Fascinating facts! Thank you. I have just written a medical memoir, 'No Time for Makeup: The life of a flying doctor and paediatrician' by Exisle Publishing. Strikes me that the parallels between medicine and ministry are not new. It is 90 years this year, 2025, since the RFDS base at Wyndham in North West Australia commenced flying aircraft out to remote places to pick up people who were ill or injured, or to provide medical support. And Flynn of the Inland of course, so pivotal.

I was a flying doctor in Kalgoorlie, the eastern goldfields section of WA in 1988, until 1990, and my husband, Dr Stephen Langford started as a flying doctor in Port Hedland in the Pilbara in 1983 and then continued his emergency work as a flying doctor in Perth and at Jandakot, in Perth, WA for 35 years. He was the innovator behind getting the first jets into the RFDS in 2009 so that patients could be evacuated from remote places like Kununurra, around 2,000 kilometres distant from Perth and be safely flown to tertiary medical care in around three hours, compared with earlier flights of eight hours with a fuel stop of airline meet and transfer of the patient onto another aircraft.

I was a child in Wyndham in 1965, when my father, The Reverend Barry Green headed up north in a LandRover on an epic trek from Perth to Kununurra, with his young family of four. He was sent by the Bush Church Aid Society of Australia, BCA, to be the first Anglican priest in North West Australia. This year it is the 60 year anniversary of that historic milestone.

My dad spoke in the 1970's with The Reverend Len Daniels, first flying parson or padre, who flew in the cloth winged de Havilland Gypsy Moth across his outback parish in Wilcannia.

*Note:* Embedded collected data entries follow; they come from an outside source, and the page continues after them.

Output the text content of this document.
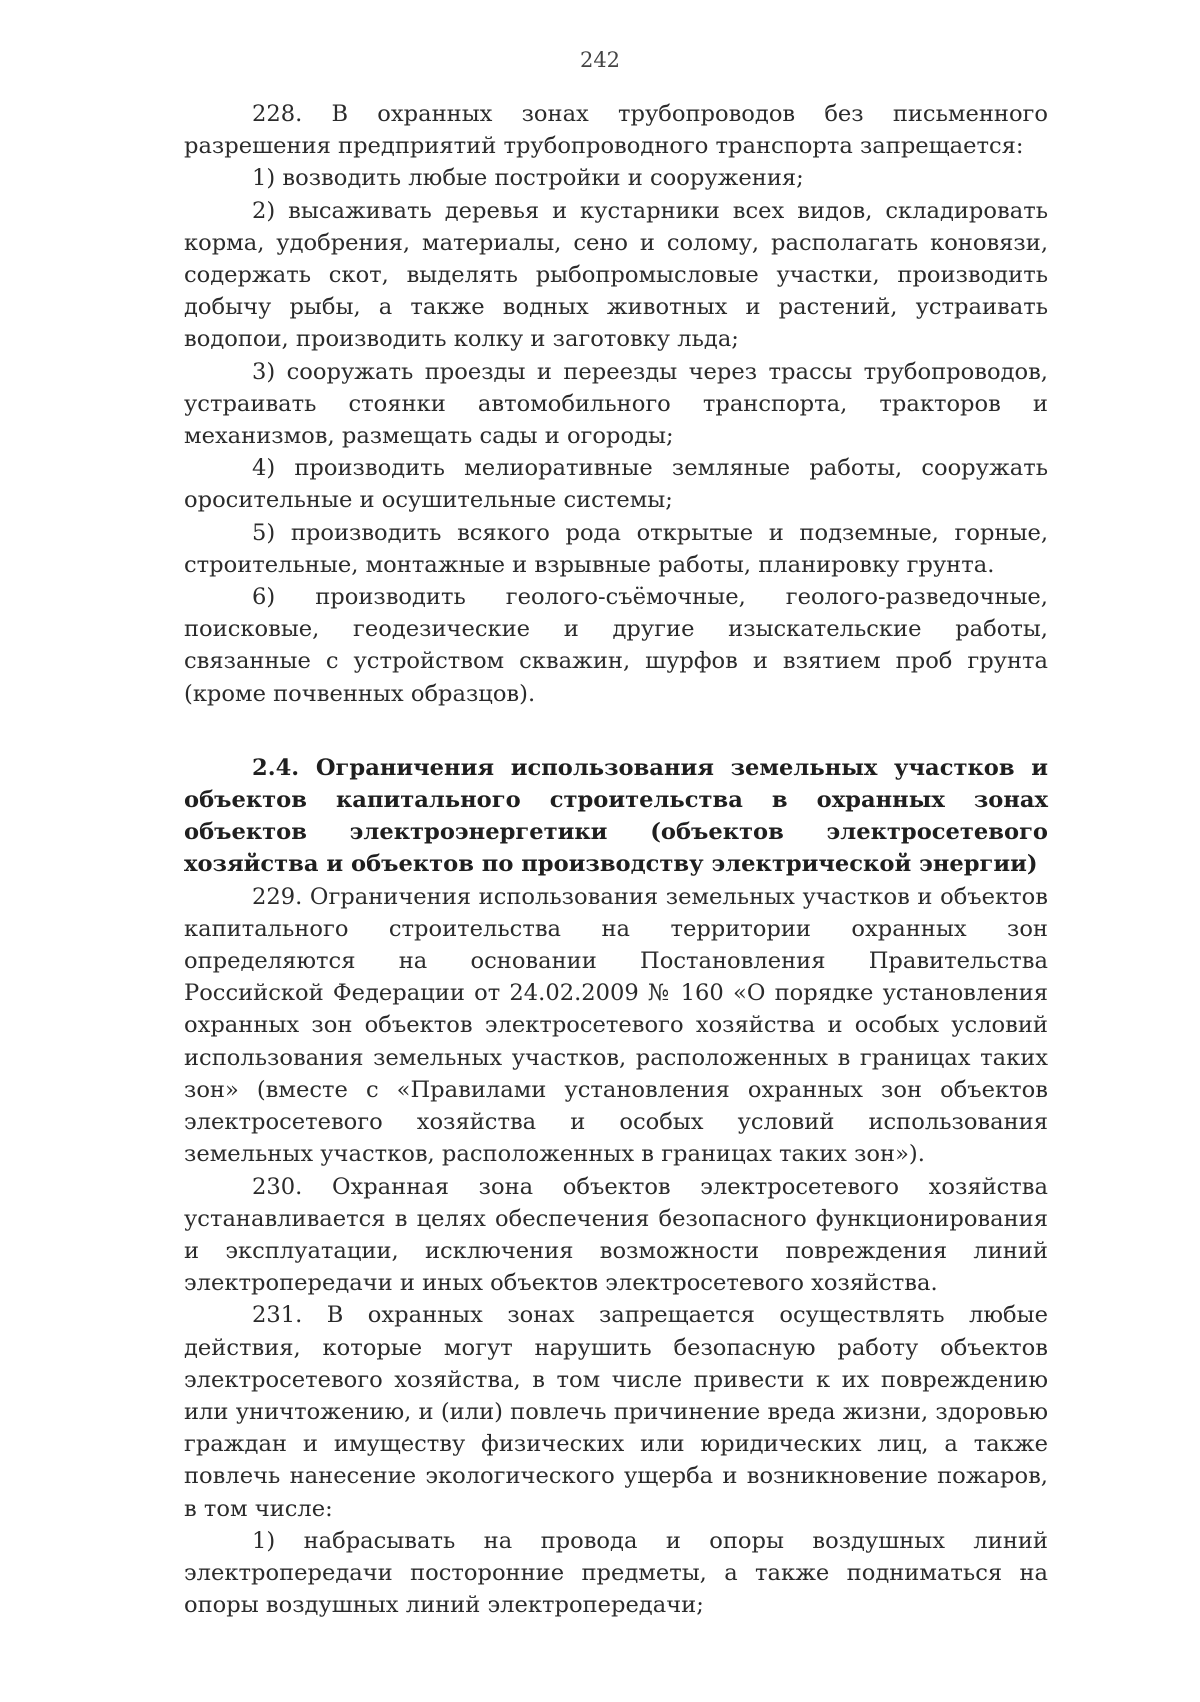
242

228. В охранных зонах трубопроводов без письменного разрешения предприятий трубопроводного транспорта запрещается:

1) возводить любые постройки и сооружения;

2) высаживать деревья и кустарники всех видов, складировать корма, удобрения, материалы, сено и солому, располагать коновязи, содержать скот, выделять рыбопромысловые участки, производить добычу рыбы, а также водных животных и растений, устраивать водопои, производить колку и заготовку льда;

3) сооружать проезды и переезды через трассы трубопроводов, устраивать стоянки автомобильного транспорта, тракторов и механизмов, размещать сады и огороды;

4) производить мелиоративные земляные работы, сооружать оросительные и осушительные системы;

5) производить всякого рода открытые и подземные, горные, строительные, монтажные и взрывные работы, планировку грунта.

6) производить геолого-съёмочные, геолого-разведочные, поисковые, геодезические и другие изыскательские работы, связанные с устройством скважин, шурфов и взятием проб грунта (кроме почвенных образцов).

2.4. Ограничения использования земельных участков и объектов капитального строительства в охранных зонах объектов электроэнергетики (объектов электросетевого хозяйства и объектов по производству электрической энергии)

229. Ограничения использования земельных участков и объектов капитального строительства на территории охранных зон определяются на основании Постановления Правительства Российской Федерации от 24.02.2009 № 160 «О порядке установления охранных зон объектов электросетевого хозяйства и особых условий использования земельных участков, расположенных в границах таких зон» (вместе с «Правилами установления охранных зон объектов электросетевого хозяйства и особых условий использования земельных участков, расположенных в границах таких зон»).

230. Охранная зона объектов электросетевого хозяйства устанавливается в целях обеспечения безопасного функционирования и эксплуатации, исключения возможности повреждения линий электропередачи и иных объектов электросетевого хозяйства.

231. В охранных зонах запрещается осуществлять любые действия, которые могут нарушить безопасную работу объектов электросетевого хозяйства, в том числе привести к их повреждению или уничтожению, и (или) повлечь причинение вреда жизни, здоровью граждан и имуществу физических или юридических лиц, а также повлечь нанесение экологического ущерба и возникновение пожаров, в том числе:

1) набрасывать на провода и опоры воздушных линий электропередачи посторонние предметы, а также подниматься на опоры воздушных линий электропередачи;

Len Daniels allegedly talked of how he shared with Flynn the practicality of setting up flying bases in the outback to bring medical assistance to those in the bush.

Len Daniels was also my mother's Anglican parish priest from 1941 at St Stephen's in Kurrajong, in the Blue Mountains. Mum is now 87 but recalls Len Daniels speaking about how he and John Flynn discussed aviation and setting up medical bases. Len Daniels begun flying in his aircraft, 'Far West' in 1928. Flynn had watched him do that with great admiration around 1929. My mother also recounts how Len Daniel's bi-fold plane had cloth wings and when he flew out to services his wife would accompany him and take her sewing basket, so that if there was a tear in the wings she would repair it with a needle and thread while her husband took the service!

I think it is such an interesting marriage, the way medicine and ministry have evolved and am so grateful that I have been fortunate to live the story of the development of the RFDS, a vision that both John Flynn and Len Daniels were part of.

I hop you don't mind me sharing this personal recollection and perspective.